5th Australian Field Ambulance in Rest Gully.

5th Australian Field Amulance in Rest Gully,
behind Plugge's Plateau.
(AWM P0061/14/07)



Positioned on the southern slopes of North Beach was the labour corps camp. Charles Bean felt this to have been a thoughtless choice of site as it was the one part of North Beach in view of the enemy post at Sniper’s Nest. The labourers were subjected to machine gun fire, and two men were killed on their first night at Anzac. Shells also fell on the unfortunate labourers, and one man died in this way while eating his lunch. These civilian labourers–mainly Egyptians, Maltese and British–had been brought to Anzac to assist in various forms of heavy construction work. Many of the British were over-age for the army and they had expected employment at the docks in Egypt, not close to the front line at Gallipoli. The soldiers dubbed these men ‘The Daddies’ or ‘The Old and Bold’.





Walker's Pier at North Beach.

Walker's Pier at North Beach.
(AWM J02448)




Wooden walkway  to the beached steamer 'Milo'.

Shortly before the final evacuation of Anzac,
Australian engineers built a wooden walkway
out to the beached steamer Milo, which had
shifted slightly away from Williams' Pier in the
November storms. Many Anzacs were
evacuated from this temporary pier.
(AWM A01032)



But the main activity at North Beach buzzed around the two landing piers.
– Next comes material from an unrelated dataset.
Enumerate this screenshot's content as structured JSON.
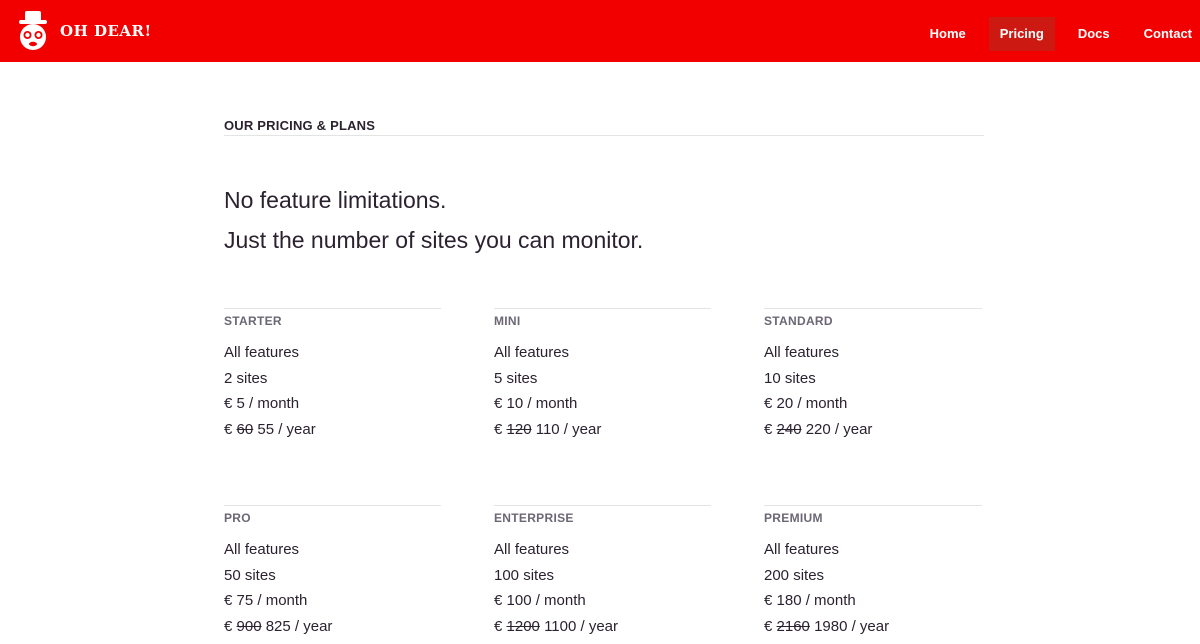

The first of these to have been built was 'Williams’ Pier', named after Brigadier General Godfrey Williams, Chief Engineer at Anzac. In September 1915 this pier was lengthened and a tramway built from it to off-load stores. Later a smaller pier–'Walker’s Pier'-was constructed to the north, opposite Walker’s Ridge. The first severe autumn storm on 8 November badly damaged the piers in Anzac Cove but Williams’ Pier was virtually untouched. It was hoped, therefore, that North Beach might prove to be usable for landing and embarking, even in rough weather. To provide further cover for Williams’ Pier, an old steamer–the Milo–was sunk off the pier-head to act as a breakwater. Essential water supplies, which had been disrupted by the destruction at Anzac Cove, were pumped ashore from barges anchored under the lee of the Milo. Further gales wrought more damage at Anzac Cove but Williams’ Pier and the Milo stood fast.